Indeed, originally den Dunnen and Antonarakis, 2000 the suggestion was to describe two changes in a transcript from one chromosome as [r.76a>c+r.83g>c], i.e. using a "+"-character to separate the two changes, while an earlier publication suggested to use a ";" ([r.76a>c;r.83g>c] (Antonarakis and the Nomenclature Working Group, 1998). To prevent confusion with older publications, to improve overall consistency and to keep descriptions as short as possible, the 2000 proposal was retracted. The recommended format is r.[76a>c;83g>c].
In recessive diseases, is it important I show which variants were found in which combination?
When in one individual you find more then one variant it is essential that you clearly indicate which variant(s) were found and in which transcript alleles;
- disease severity will depend on the combination of variants found,
- in recessive disease, when two variants are in one transcript an individual is a carrier or you might not have found the variant on transcripts from the 2nd allele.
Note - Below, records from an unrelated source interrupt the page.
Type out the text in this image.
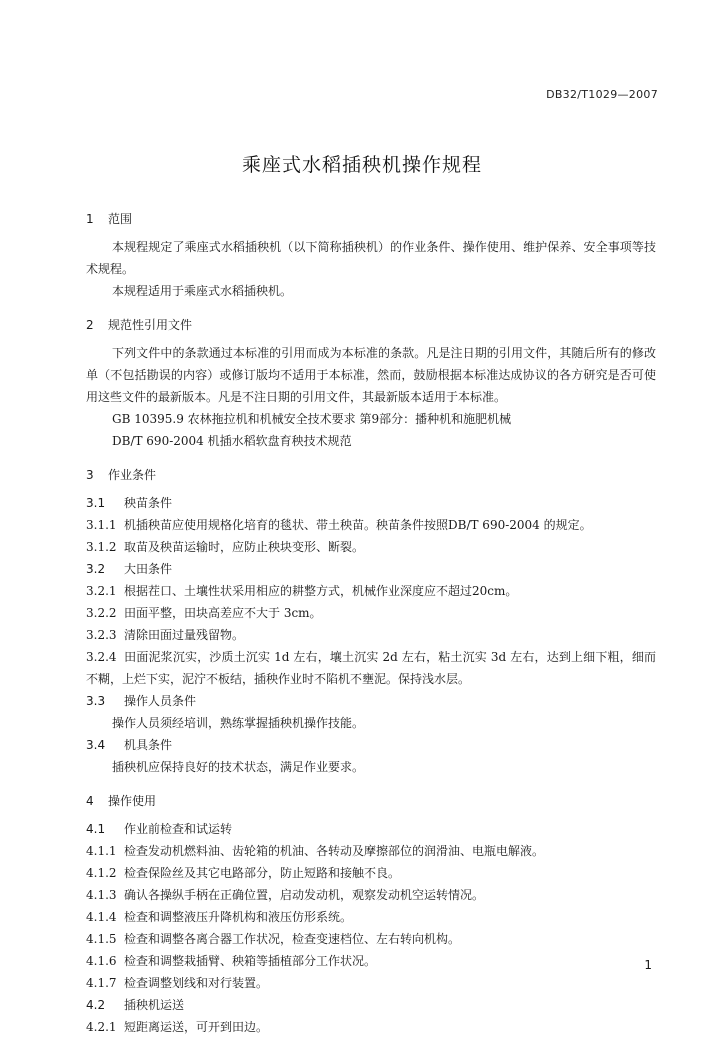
DB32/T1029—2007
乘座式水稻插秧机操作规程
1 范围
本规程规定了乘座式水稻插秧机（以下简称插秧机）的作业条件、操作使用、维护保养、安全事项等技术规程。
本规程适用于乘座式水稻插秧机。
2 规范性引用文件
下列文件中的条款通过本标准的引用而成为本标准的条款。凡是注日期的引用文件，其随后所有的修改单（不包括勘误的内容）或修订版均不适用于本标准，然而，鼓励根据本标准达成协议的各方研究是否可使用这些文件的最新版本。凡是不注日期的引用文件，其最新版本适用于本标准。
GB 10395.9 农林拖拉机和机械安全技术要求 第9部分：播种机和施肥机械
DB/T 690-2004 机插水稻软盘育秧技术规范
3 作业条件
3.1 秧苗条件
3.1.1 机插秧苗应使用规格化培育的毯状、带土秧苗。秧苗条件按照DB/T 690-2004 的规定。
3.1.2 取苗及秧苗运输时，应防止秧块变形、断裂。
3.2 大田条件
3.2.1 根据茬口、土壤性状采用相应的耕整方式，机械作业深度应不超过20cm。
3.2.2 田面平整，田块高差应不大于 3cm。
3.2.3 清除田面过量残留物。
3.2.4 田面泥浆沉实，沙质土沉实 1d 左右，壤土沉实 2d 左右，粘土沉实 3d 左右，达到上细下粗，细而不糊，上烂下实，泥泞不板结，插秧作业时不陷机不壅泥。保持浅水层。
3.3 操作人员条件
操作人员须经培训，熟练掌握插秧机操作技能。
3.4 机具条件
插秧机应保持良好的技术状态，满足作业要求。
4 操作使用
4.1 作业前检查和试运转
4.1.1 检查发动机燃料油、齿轮箱的机油、各转动及摩擦部位的润滑油、电瓶电解液。
4.1.2 检查保险丝及其它电路部分，防止短路和接触不良。
4.1.3 确认各操纵手柄在正确位置，启动发动机，观察发动机空运转情况。
4.1.4 检查和调整液压升降机构和液压仿形系统。
4.1.5 检查和调整各离合器工作状况，检查变速档位、左右转向机构。
4.1.6 检查和调整栽插臂、秧箱等插植部分工作状况。
4.1.7 检查调整划线和对行装置。
4.2 插秧机运送
4.2.1 短距离运送，可开到田边。
1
I find the notation r.[76a>c] without describing the second transcript allele misleading; not enough researchers know this refers to only one of the two transcripts present. Would using r.[76a>c]; be OK?
No, the recommended description is r.76[a>c];[=], i.e. r.76= for "no change" at postion r.76 on the second transcript.
How should I describe the variants detected in males and females for a transcript from the X-chromosome?
In females the description is straightforward, like r.[76a>c];[=]. In males there is no transcript from the second allele (X-chromosome) which can be described as r.[76a>c];, i.e. using "r.0" to indicate the absence of a transcript from the second X-chromosome.